10[regelnummer]
Wat mach die saiere dan verboren?
Bi quaden herden bliven die scaep verloren:
Die bie trect honech uter brame,
Dats der coppen onbequame.
Deze strofe is m.i. gecomponeerd op een drievoudige tegenstelling: wie dat doghet heeft vercoren t.o. de quade, die saiere t.o. quaden herden en die bie t.o. der coppen. De eerstgenoemden in ieder tegengesteld paar vertegenwoordigen de goede priesters, de laatstgenoemden de slechte. Van de goede priesters wordt achtereenvolgens gezegd: 1. ‘Van hem en comt neghene blame’, mijn kritiek slaat niet op hen; 2. als zij preken, zaaien zij, met de beste bedoelingen, hun koren ‘in tghemene’ en kunnen het niet helpen als een deel van hun zaad ‘op den steen ende onder den doren’ terecht komt; 3. zij kunnen uit mijn gedicht de stichting puren die er in zit, zoals een bij in een bramenbloesem de honing weet te vinden. Van de slechte priesters wordt gezegd: 1. zij krijgen in deze kritiek wat hun toekomt; 2. zij zijn als slechte herders verantwoordelijk voor het verloren gaan van de hun toevertrouwde schapen; 3. zij zijn niet in staat mijn gedicht op zijn juiste waarde te schatten en er zich door te laten leren, want zij zijn geen ‘bijen’, maar ‘spinnen’, dus venijnzuigers. Bij het eerste en derde paar is de tegenstelling duidelijk genoeg, bij het tweede ligt de zaak iets ingewikkelder. Hier staan tegenover elkaar de goede zaaier en de slechte herder. Beiden zijn figuren uit evangelische gelijkenissen, beide representeren de priester, maar in verschillende functies: de zaaier als evangelist, de herder als zielzorger. De strekking van Maerlants gedicht is echter, dat de woorden van de evangelist geen indruk kunnen maken, als zijn levenswandel ermee in strijd is. De slechte priester die het evangelie verkondigt is er zelf oorzaak van dat zijn zaad geen wortel kan schieten in de harten der hoorders. Hij gaat dus niet, als de zaaier uit de evangelische parabel, vrijuit wanneer het door hem uitgestrooide zaad zonder vrucht blijft. Het was
natuurlijk duidelijker geweest, wanneer Maerlant tegenover de goede zaaier een slechte zaaier had kunnen stellen of aan de slechte herder een goede herder vooraf laten gaan. Maar dat heeft hij niet kunnen doen, 1e. omdat de slechte zaaier geen Bijbels beeld is, en 2e. omdat de goede herder als Bijbels beeld al te zeer op Jezus zelf is gespecialiseerd en dus hoogstens als ideaalbeeld van de priester kan gelden, niet als uitdrukking van zijn dagelijkse pastorale werkelijkheid. Juist het beeld van de evangelische zaaier tekent de priester zo treffend in zijn beperkte mogelijkheden, als ‘mens van goeden wille’. Hij ziet wel voor zijn ogen dat er heel wat zaad niet tot vrucht uitgegroeit, maar hij zaait, hij predikt toch, ‘terwijl hij wilde dat er' goede vrucht van kwam’ (zo vertaal ik regel 9, als bij- of tussenzin).

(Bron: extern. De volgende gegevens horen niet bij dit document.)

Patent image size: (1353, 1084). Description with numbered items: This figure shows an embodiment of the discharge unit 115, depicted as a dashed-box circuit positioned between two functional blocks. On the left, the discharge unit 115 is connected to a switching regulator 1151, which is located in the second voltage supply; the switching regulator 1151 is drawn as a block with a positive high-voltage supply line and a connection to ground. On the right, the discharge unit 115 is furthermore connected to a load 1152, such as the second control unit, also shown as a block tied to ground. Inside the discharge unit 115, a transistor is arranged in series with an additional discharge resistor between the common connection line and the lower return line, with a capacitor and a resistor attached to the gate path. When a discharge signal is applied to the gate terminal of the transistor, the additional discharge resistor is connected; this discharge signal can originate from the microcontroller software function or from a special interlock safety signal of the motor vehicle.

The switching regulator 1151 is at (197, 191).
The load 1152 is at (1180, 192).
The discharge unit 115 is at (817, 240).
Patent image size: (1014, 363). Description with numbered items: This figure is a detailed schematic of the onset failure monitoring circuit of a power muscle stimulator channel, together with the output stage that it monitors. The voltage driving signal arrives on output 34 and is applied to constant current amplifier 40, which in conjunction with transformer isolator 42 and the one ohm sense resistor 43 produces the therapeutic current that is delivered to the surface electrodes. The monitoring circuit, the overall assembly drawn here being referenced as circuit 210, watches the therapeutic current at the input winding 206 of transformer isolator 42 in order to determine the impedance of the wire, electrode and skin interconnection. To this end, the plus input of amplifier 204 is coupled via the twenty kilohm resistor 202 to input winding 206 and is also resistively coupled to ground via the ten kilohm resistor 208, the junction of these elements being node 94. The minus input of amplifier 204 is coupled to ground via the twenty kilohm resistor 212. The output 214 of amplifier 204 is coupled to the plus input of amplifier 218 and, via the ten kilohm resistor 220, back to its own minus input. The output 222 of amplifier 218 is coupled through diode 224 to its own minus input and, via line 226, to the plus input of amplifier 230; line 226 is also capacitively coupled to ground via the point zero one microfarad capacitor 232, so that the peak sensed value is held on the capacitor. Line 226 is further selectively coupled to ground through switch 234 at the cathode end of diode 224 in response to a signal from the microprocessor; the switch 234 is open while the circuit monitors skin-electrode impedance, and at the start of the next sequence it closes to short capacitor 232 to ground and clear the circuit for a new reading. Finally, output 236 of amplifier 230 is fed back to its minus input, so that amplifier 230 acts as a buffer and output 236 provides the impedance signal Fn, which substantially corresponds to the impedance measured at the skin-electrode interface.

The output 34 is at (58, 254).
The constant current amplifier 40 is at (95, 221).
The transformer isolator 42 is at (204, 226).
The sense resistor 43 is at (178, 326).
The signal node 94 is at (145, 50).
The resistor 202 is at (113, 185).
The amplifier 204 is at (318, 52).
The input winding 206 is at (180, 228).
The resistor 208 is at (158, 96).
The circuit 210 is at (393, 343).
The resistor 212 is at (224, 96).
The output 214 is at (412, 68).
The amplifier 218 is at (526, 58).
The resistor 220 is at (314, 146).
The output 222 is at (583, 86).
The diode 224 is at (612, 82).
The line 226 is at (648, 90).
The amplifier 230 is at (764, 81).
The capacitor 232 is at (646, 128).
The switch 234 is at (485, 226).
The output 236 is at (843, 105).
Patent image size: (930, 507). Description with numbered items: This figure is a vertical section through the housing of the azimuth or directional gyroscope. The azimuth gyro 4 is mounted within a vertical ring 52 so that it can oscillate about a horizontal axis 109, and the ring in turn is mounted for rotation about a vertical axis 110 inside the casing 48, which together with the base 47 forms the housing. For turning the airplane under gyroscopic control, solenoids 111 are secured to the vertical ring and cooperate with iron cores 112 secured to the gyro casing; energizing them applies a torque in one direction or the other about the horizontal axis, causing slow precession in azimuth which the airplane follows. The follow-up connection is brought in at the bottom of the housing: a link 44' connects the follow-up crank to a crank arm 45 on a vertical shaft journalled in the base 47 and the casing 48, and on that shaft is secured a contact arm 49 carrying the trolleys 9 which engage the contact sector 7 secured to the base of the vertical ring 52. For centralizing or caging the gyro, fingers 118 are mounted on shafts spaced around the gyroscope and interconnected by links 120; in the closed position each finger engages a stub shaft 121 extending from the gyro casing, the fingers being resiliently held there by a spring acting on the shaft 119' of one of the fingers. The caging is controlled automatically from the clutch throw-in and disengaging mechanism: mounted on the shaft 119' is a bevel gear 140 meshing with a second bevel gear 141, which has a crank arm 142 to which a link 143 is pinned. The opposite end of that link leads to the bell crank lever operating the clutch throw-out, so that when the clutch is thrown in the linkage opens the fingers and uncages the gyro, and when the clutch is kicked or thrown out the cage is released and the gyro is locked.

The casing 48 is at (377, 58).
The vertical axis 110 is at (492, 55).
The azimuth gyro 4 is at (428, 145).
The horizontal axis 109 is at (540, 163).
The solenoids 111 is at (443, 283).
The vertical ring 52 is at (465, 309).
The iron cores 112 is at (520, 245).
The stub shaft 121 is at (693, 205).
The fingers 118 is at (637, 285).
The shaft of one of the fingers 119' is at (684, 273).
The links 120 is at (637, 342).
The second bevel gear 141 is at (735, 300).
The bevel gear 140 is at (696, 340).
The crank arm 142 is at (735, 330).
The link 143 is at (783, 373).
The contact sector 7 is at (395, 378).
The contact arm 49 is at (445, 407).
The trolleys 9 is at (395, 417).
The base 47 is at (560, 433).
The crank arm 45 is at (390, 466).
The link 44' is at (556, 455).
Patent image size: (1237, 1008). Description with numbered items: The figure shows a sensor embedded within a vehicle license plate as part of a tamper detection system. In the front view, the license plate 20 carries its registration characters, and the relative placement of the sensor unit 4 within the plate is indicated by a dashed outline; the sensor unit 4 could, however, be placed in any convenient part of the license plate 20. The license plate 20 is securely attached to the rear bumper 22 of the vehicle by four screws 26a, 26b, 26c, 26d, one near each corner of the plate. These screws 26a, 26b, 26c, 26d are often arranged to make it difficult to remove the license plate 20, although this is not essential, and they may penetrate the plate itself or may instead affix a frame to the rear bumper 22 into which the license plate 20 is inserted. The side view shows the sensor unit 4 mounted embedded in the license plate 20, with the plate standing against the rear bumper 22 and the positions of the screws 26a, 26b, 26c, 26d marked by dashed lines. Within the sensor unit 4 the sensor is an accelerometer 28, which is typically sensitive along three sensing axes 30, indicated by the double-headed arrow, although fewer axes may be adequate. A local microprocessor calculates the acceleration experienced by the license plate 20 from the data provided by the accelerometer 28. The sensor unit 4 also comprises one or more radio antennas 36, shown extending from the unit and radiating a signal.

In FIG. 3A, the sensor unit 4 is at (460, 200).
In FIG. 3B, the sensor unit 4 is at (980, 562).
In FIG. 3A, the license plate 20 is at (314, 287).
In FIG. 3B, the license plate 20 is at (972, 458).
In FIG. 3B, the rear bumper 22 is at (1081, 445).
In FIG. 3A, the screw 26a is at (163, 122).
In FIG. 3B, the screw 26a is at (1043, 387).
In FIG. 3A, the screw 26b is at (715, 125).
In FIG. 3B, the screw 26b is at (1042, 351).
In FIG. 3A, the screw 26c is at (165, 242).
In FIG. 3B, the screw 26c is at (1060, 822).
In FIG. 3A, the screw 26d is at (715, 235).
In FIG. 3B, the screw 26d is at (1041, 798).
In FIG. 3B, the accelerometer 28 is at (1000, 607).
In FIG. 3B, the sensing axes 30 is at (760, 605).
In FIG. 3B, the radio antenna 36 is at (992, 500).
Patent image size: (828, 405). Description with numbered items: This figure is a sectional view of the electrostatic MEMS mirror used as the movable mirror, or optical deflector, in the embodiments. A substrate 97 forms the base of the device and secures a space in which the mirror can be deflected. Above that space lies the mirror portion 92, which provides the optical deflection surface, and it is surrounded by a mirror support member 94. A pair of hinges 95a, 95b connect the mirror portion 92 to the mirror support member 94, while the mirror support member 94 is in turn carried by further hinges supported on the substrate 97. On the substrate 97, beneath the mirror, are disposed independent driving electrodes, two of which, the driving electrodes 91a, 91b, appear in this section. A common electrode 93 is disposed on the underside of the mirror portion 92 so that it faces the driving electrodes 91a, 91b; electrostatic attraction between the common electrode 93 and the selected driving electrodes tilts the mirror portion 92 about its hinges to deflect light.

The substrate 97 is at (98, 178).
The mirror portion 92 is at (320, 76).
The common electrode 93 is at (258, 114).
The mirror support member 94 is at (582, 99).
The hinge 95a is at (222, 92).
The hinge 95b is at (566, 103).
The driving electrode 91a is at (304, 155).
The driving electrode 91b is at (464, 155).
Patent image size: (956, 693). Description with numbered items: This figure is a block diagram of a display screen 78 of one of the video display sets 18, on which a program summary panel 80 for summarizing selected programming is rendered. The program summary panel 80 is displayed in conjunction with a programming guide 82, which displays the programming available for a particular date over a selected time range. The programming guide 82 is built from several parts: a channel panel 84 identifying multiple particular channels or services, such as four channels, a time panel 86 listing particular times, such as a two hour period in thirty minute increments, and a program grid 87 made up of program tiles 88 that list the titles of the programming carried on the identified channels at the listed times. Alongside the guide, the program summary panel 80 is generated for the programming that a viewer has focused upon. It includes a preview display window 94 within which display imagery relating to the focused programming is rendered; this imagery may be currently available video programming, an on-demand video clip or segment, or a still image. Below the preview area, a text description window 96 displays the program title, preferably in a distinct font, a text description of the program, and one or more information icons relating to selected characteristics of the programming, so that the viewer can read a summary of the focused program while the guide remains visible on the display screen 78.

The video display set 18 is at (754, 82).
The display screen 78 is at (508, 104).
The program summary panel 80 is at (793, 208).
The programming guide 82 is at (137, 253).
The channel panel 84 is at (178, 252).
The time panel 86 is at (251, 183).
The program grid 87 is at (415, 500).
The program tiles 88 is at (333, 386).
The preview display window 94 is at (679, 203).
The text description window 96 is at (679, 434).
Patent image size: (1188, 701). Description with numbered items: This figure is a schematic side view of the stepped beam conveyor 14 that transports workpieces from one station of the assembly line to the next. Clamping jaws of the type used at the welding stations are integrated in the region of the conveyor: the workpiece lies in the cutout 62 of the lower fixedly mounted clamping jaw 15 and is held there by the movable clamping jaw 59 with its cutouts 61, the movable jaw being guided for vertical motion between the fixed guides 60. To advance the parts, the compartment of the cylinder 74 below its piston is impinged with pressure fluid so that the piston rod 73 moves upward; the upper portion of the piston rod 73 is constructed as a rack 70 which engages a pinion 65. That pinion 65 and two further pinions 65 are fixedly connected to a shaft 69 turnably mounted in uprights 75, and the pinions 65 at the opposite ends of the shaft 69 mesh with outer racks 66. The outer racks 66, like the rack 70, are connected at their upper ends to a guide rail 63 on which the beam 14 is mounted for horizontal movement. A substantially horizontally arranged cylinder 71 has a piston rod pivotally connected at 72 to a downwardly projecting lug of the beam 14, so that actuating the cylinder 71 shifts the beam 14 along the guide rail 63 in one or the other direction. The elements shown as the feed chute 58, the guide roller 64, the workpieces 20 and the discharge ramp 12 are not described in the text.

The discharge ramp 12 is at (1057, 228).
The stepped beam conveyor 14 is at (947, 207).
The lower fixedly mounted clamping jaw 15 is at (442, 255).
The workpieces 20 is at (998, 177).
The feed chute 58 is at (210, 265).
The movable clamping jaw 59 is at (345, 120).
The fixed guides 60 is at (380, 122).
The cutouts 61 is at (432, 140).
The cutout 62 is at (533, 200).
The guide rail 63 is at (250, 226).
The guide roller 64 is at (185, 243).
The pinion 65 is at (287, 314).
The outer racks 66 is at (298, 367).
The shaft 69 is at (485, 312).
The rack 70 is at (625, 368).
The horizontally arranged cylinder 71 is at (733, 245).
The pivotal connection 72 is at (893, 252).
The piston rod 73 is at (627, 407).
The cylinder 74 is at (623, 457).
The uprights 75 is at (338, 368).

Te Winkel en Michels hebben r. 7-10 laten slaan op de dichter. Dit heeft echter verschillende bezwaren. Ten eerste is het parallellisme waarmee de strofe begint en eindigt dan in het midden verbroken. In de tweede plaats is het beeld van het zaad dat, in hope op goede vrucht, te loor gaat op de rotsgrond en tussen de doornen, niet direct toepasselijk op de door Maerlant uitgeoefende kritiek op de slechte priesters. In het voorafgaande had hij immers alleen maar gezegd: ze hebben geen reden om boos op mij te worden, want ze krijgen wat hun toekomt en bovendien noem ik ze niet eens bij name. Dat is niet hetzelfde als: ik hoop dat ze mijn kritiek ter harte nemen, maar als ze het niet doen kan ik het niet helpen!
K.Heeroma.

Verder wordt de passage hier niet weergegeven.